In het kader van de sport in Andijk dacht ik ook onwillekeurig terug aan de jongste broer van mijn moeder, Jaap de Vries (1921-1950). Hij was een begenadigd voetballer, eerst als junior in Andijk, maar tijdens zijn verblijf in Amsterdam als student medicijnen werd hij “gescout” door Blauw Wit, destijds naast Ajax een roemruchte Amsterdamse club. Trots als een (piepjonge) pauw zat ik een paar keer met een vrijkaartje op de eretribune van het Olympisch Stadion en vestigde de aandacht van mijn buren op de prestaties van mijn idool-oom. In 1949 werd hij als dienstplichtig arts in het leger opgenomen en naar de oorlog in het toenmalige Indië gestuurd.
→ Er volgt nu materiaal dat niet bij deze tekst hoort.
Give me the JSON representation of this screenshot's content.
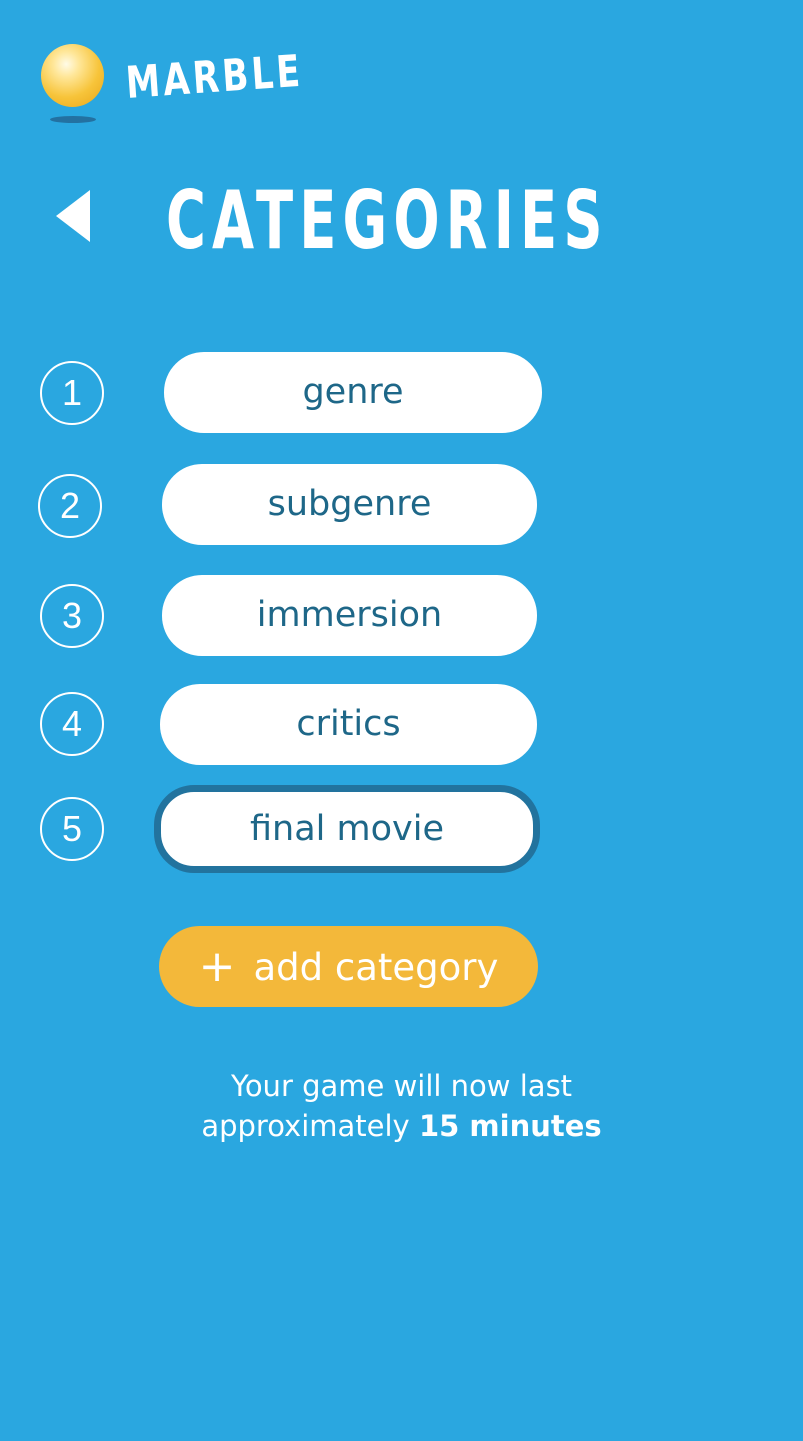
{
  "app": {
    "name": "MARBLE"
  },
  "page": {
    "title": "CATEGORIES"
  },
  "categories": [
    {
      "number": "1",
      "label": "genre"
    },
    {
      "number": "2",
      "label": "subgenre"
    },
    {
      "number": "3",
      "label": "immersion"
    },
    {
      "number": "4",
      "label": "critics"
    },
    {
      "number": "5",
      "label": "final movie",
      "selected": true
    }
  ],
  "add_button": {
    "icon": "+",
    "label": "add category"
  },
  "info": {
    "line1": "Your game will now last",
    "line2_prefix": "approximately",
    "line2_strong": "15 minutes"
  },
  "colors": {
    "background": "#2aa7e0",
    "pill_text": "#1e6788",
    "selected_border": "#22739e",
    "accent": "#f3b83a"
  }
}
Hij is daar bij een verkeersongeluk omgekomen, een vreselijke klap voor de familie, in het bijzonder voor zijn jonge gezin, echtgenote Jannie Pool (ook Andijkse) en twee dochtertjes.

Zo kwam er een einde aan ons hartverwarmende familietochtje, niet dan nadat we de drie fotoboeken “Oud Andijk in Beeld” in Grootebroek hadden opgehaald, die een van mijn dochters die dag op advies van Jos Kuin online op Marktplaats op de kop had getikt en als presentje aan haar vader had gegeven. In de auto zei ze: ”Wat zijn die Andijkers aardige mensen!” “Dat wist je toch wel?”, was mijn onderkoelde, doch stiekem trotse reactie.
Zijn dat dus toch de Westfriese genen in mijn bloed?